Hope this is helpful!

Answer 5

X is distributed identically and independently to $Y$, but $X$ IS NOT $Y$. Let's say $X$ and $Y$ each represent a die roll. If you roll $X$ and $Y$, you might get a $2$ and a $3$, which clearly are not equal. If you compare $X$ to $X$, both are $2$. For any pair of die rolls, the value of $X$ will always be equal to the value of $X$, but will not necessarily be equal to the value of $Y$, and the same goes for any pair of iid $X$ and $Y$.

Answer 6

let's make a very simple example.

assume that X is the result from rolling an ordinary dice, with possible values 1, 2, 3, 4, 5, and 6. the notation 2X then means that you roll your dice once and multiply the result by 2. that leads to the set 2, 4, 6, 8, 10, and 12 of possible values (with equal probabilities, if the dice is fair). now imagine rolling your dice twice (or using two dice, and roll each one once).
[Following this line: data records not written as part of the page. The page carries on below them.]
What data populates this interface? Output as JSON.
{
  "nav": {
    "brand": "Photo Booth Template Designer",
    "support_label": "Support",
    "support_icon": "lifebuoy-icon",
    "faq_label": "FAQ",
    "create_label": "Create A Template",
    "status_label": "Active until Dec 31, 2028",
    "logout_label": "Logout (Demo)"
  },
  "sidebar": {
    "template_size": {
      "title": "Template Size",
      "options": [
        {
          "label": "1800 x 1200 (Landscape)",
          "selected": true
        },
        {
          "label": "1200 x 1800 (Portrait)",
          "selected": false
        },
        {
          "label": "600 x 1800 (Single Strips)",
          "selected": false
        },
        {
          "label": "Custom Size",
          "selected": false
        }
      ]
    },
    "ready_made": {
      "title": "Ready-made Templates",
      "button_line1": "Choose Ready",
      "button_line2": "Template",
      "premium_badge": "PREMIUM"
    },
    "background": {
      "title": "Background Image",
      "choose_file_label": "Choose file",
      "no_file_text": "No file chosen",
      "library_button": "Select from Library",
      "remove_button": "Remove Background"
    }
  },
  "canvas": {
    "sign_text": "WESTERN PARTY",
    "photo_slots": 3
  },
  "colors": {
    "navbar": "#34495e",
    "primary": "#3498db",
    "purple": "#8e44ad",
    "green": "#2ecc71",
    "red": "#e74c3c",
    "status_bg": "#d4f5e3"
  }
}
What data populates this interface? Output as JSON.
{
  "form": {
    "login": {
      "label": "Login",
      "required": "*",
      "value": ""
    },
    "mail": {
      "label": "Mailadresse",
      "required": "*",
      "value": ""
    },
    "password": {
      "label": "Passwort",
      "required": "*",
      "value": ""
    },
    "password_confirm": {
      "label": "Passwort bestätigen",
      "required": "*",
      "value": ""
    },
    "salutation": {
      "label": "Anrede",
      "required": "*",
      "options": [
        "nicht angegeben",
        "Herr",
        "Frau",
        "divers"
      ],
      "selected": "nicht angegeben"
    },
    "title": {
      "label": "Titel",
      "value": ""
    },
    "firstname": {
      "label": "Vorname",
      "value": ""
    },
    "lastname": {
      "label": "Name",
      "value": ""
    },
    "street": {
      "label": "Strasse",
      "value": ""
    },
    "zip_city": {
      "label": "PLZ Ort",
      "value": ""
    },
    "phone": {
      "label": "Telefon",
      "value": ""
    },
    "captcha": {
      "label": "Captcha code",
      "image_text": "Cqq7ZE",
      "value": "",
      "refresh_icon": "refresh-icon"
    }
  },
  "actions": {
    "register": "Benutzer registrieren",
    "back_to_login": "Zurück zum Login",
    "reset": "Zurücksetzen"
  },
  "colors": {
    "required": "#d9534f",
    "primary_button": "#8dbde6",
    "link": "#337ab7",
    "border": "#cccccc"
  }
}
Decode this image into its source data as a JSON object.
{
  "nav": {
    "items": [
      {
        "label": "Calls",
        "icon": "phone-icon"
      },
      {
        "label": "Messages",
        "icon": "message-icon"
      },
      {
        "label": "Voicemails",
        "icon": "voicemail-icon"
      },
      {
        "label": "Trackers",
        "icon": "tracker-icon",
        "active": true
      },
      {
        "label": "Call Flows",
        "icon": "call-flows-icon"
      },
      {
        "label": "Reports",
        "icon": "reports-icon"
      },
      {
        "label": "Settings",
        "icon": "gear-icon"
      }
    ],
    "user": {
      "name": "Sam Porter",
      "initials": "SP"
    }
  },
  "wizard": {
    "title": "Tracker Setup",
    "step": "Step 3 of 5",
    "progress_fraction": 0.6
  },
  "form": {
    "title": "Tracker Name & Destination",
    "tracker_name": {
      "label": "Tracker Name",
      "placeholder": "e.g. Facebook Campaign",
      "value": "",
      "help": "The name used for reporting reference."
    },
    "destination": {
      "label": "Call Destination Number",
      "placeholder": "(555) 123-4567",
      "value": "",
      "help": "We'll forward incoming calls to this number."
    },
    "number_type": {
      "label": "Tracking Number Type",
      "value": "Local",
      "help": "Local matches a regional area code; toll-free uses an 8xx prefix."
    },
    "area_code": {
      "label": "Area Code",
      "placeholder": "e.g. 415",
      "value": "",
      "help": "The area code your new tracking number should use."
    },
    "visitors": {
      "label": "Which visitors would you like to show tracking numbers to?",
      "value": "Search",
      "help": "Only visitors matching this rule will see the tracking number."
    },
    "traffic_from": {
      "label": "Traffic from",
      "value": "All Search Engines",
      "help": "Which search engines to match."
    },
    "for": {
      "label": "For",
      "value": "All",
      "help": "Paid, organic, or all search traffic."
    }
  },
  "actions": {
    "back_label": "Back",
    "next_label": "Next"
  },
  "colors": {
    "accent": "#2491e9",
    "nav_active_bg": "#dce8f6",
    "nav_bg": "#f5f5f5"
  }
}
X+X is now the sum of the two results from the two (independent) rolls. you could, for example, get a 1 from the first roll and a 4 from the second, and your X+X would be 5. this value was not among those possible in the first situation! in fact, all numbers from 2 through to 12 are possible results now, including all odd numbers (and the probabilities come in a triangular shape). in this sense, 2X and X+X are not the same random variables!

in order to avoid confusion, you would usually write X+Y or X1+X2 (and something like Xi iid) instead of X+X. (and if you carefully stick to this convention then you could even say that X+X=2X, but then be aware that both X must mean the same result of the same random experiment.)

one last remark: the fact that the distribution of X1+X2 is triangular hints to the central limit theorem which is exactly about how the sum of n variables shows less variability than just n times one single variable (because in the sum extremes can mutually cancel each other out).